“Easter Monday” begins with a sweet anecdote. The speaker describes the “last letter that I had from France”: a thank-you note from a friend, to whom she'd sent a box of apples with a “silver Easter egg” hidden inside. The speaker and her correspondent clearly know each other well and have an affectionate, playful friendship. The speaker knows, for example, that her friend likes apples “beyond all other fruit”—they’re his very favorite—and that he’ll appreciate the whimsy of finding an Easter treat squirreled away in the box.
The casual, colloquial tone here likewise suggests that this pair are close. The speaker doesn’t say that her friend enjoys apples, or that they’re his favorite, but that they’re the fruit he likes to “munch” best of all—a chummy word choice that suggests there’s no false formality between the two.
But sadly, in spite of the playful language and easy affection in these first lines, this won’t just be a poem about a pair of buddies who enjoy each other’s company. The “In Memoriam E.T.” of the title (meaning “in memory of E.T.”) bodes ill. Eleanor Farjeon wrote this poem in the wake of a real-life tragedy. Her friend and fellow poet Edward Thomas (the “E.T.” of the title) was killed on a French battlefield in World War I.

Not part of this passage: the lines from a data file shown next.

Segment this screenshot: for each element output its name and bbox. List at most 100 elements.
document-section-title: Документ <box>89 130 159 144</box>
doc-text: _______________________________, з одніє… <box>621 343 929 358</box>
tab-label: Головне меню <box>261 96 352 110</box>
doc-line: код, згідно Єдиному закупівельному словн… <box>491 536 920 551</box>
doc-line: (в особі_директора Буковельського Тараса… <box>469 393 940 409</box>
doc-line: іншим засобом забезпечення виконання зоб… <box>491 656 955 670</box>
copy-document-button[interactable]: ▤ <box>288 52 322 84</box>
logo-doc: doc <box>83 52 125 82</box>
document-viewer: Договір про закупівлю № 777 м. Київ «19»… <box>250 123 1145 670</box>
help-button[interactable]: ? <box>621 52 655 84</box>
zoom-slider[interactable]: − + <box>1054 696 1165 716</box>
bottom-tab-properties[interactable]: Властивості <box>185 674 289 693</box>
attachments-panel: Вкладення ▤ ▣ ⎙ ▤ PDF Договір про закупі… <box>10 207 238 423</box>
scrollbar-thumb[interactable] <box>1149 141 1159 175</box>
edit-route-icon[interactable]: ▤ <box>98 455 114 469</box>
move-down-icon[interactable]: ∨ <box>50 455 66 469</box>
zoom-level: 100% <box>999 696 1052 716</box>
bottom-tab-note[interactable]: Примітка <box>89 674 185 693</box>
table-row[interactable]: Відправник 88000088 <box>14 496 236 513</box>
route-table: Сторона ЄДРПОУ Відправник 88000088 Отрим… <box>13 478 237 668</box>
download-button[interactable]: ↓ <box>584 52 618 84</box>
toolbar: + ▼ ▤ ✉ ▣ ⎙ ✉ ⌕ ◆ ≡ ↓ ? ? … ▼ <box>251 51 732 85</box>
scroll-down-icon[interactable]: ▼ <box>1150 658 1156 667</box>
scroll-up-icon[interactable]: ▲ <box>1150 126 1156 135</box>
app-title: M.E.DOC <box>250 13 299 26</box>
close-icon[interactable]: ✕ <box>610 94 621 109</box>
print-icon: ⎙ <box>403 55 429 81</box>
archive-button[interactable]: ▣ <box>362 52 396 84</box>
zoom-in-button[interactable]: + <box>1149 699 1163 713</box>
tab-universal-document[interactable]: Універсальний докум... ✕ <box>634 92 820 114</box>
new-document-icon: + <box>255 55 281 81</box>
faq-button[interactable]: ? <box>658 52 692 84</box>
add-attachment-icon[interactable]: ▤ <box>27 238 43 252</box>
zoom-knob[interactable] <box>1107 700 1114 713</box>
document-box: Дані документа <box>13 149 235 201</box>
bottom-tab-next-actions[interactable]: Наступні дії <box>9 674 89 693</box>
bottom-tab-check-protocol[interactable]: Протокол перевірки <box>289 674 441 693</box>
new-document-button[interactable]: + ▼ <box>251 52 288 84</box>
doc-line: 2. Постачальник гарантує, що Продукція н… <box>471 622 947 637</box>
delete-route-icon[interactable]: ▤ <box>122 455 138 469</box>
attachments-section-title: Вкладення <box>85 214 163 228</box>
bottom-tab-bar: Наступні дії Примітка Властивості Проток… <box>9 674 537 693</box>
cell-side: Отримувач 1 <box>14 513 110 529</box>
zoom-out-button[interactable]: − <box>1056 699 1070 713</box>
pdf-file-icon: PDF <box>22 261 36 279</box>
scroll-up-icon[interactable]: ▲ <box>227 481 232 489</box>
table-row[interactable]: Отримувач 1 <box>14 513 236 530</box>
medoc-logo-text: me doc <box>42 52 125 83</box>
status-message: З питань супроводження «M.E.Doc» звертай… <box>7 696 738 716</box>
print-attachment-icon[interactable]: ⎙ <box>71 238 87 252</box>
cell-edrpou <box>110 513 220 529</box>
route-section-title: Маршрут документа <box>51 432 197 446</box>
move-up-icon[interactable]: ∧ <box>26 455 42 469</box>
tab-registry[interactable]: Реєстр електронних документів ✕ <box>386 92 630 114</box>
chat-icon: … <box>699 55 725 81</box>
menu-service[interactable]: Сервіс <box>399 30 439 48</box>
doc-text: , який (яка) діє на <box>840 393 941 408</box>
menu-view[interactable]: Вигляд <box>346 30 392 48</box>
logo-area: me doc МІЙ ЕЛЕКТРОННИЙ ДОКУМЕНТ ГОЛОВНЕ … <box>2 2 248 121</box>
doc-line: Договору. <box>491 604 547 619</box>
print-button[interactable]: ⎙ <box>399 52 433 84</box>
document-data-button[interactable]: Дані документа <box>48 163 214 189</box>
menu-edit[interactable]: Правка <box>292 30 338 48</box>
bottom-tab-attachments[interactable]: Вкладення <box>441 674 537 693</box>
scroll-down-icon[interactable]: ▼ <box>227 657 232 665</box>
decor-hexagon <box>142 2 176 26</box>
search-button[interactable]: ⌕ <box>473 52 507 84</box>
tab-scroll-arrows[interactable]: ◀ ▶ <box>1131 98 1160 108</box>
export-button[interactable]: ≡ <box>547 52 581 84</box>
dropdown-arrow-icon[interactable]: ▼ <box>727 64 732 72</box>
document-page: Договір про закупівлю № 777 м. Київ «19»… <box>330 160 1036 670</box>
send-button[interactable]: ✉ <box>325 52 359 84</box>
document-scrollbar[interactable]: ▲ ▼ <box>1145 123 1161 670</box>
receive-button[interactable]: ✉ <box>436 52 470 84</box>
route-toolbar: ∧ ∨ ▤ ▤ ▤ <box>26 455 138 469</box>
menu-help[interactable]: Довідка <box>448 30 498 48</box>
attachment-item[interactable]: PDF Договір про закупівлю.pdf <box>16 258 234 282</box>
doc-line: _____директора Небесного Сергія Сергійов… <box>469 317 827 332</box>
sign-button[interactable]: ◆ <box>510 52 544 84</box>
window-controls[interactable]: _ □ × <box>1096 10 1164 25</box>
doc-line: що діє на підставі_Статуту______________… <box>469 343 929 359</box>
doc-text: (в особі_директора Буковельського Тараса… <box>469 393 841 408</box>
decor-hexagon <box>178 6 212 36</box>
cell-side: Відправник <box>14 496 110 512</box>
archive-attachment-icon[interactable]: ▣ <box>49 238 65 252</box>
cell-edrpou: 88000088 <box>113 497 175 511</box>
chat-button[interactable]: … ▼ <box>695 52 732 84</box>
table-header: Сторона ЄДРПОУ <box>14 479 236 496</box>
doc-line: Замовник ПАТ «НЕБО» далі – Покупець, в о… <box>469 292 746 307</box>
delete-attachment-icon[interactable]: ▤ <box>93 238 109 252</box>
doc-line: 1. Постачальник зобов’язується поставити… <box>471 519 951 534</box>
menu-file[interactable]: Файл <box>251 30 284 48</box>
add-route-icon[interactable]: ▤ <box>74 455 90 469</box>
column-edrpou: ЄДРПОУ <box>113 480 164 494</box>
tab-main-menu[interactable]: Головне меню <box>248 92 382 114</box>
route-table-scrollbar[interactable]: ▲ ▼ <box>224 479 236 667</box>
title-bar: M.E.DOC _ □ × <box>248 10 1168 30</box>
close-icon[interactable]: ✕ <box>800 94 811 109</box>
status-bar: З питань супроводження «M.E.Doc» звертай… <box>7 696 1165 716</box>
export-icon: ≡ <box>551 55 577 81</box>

In light of this knowledge, the poem’s breezy first line becomes ominous. The “last letter that I had from France” at first seems to mean “the most recent letter.” But, as readers will soon discover, this was also the final letter the speaker got from France.
Farjeon tells this story in the restrained form of a sonnet: a 14-line poem written in iambic pentameter (lines of five iambs, or metrical feet with a da-DUM rhythm, as in “You thanked | me for | the sil- | ver Eas- | ter egg”). The tight borders of this form allow the poet to pack overwhelming grief into a small, controlled space.
Unusually, however, this sonnet doesn’t use a rhyme scheme, a conspicuous choice in a poem that otherwise sticks pretty closely to a traditional form. The lack of rhyme here might make the reader feel as if something is missing—a fitting effect in a poem about loss.